I was walking on the streets of heaven when I saw an old lady sitting on the roadside helplessly in extreme suffering. I thought the children who have forsaken their mother in such cruel way deserve the raging fires of hell. She was partially bald. She had wrinkles all over her face and sunken eyes. When I approached her, she took her face away from me. I tried to look her closely and was shattered into pieces because of the shame I felt. She was my mother earth and I couldn't even recognize her because of her such miserable condition. I couldnt believe that what I had started ignorantly as a part of industrial revolution was carried forward to such an extent that my fellow brothers and sisters who are worshipers of commercialism had made her bald in the mayhem of deforestation. She was completely dehydrated which caused wrinkles all over her body. Her face had a layer of smoke residue over her as if someone has smoked zillions of cigarettes over her face.
I couldnt see her, face her. I wished I had no eyes. I wished souls had no eyes but they always have but we try to blind ourselves by closing our eyes resting deep inside. I touched her hand and she started getting violent to me and shouting about why have I caused such harm to her weaker children like fishes and other animals? I felt a storm in her body and the land beneath was shaking. Feeling and saying sorry wasnt enough. The disasters wouldnt stop.
Still I wanted to apologize but couldnt even utter the words of apology because I was in such guilt that my mouth felt all stitched. I was crying aside. I changed my path and started walking towards hell where the temperature raised with every step that I take to get drown.

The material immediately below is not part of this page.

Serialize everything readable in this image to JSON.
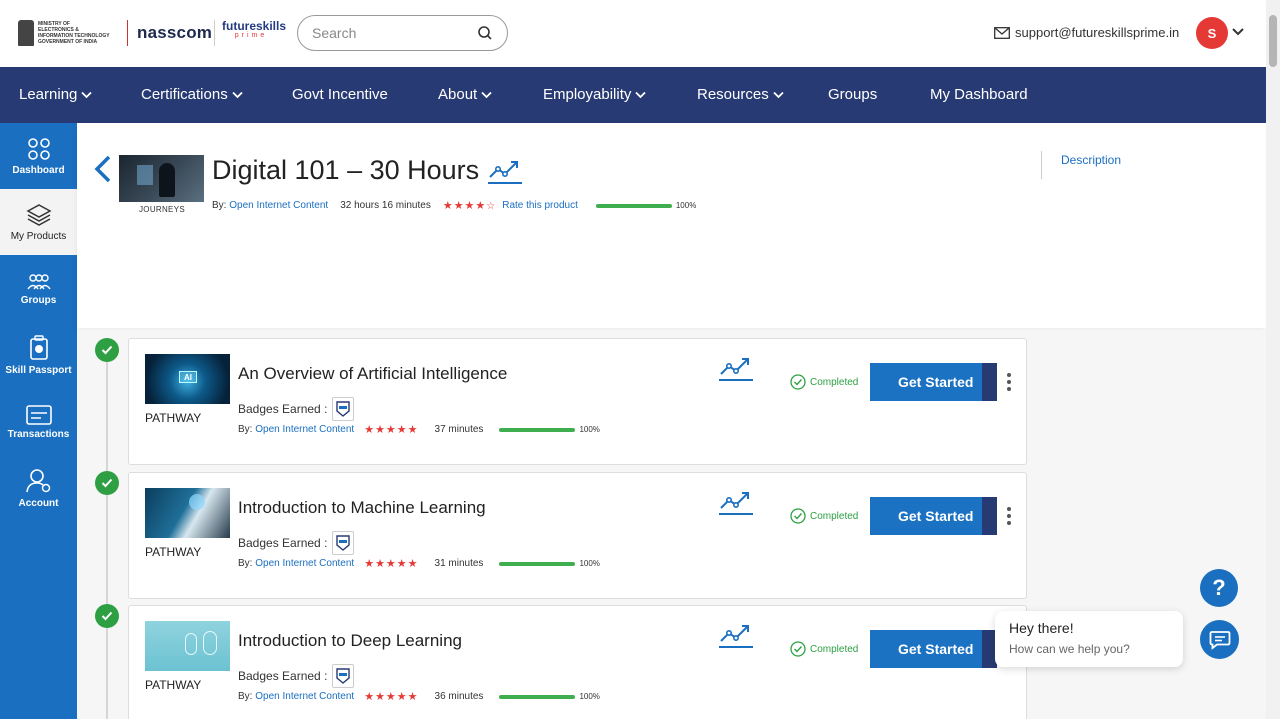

My mother earth couldnt see me in such state. She was showing different signs to me so I can some wisdom from them. She wasnt furious. A mother can never be! She just wanted some attention. I got the clues. I went to her, sat on my knees beside her feet, and hugged her. I didnt want to say anything. She didnt want to complain. I wished I hadnt done that all but thanks God it wasnt that late. By making small intelligent changes in my habits, I saved her.
I felt that warm shelter over me again. I am safe because my mother earth is safe. I love my mother earth. Do you?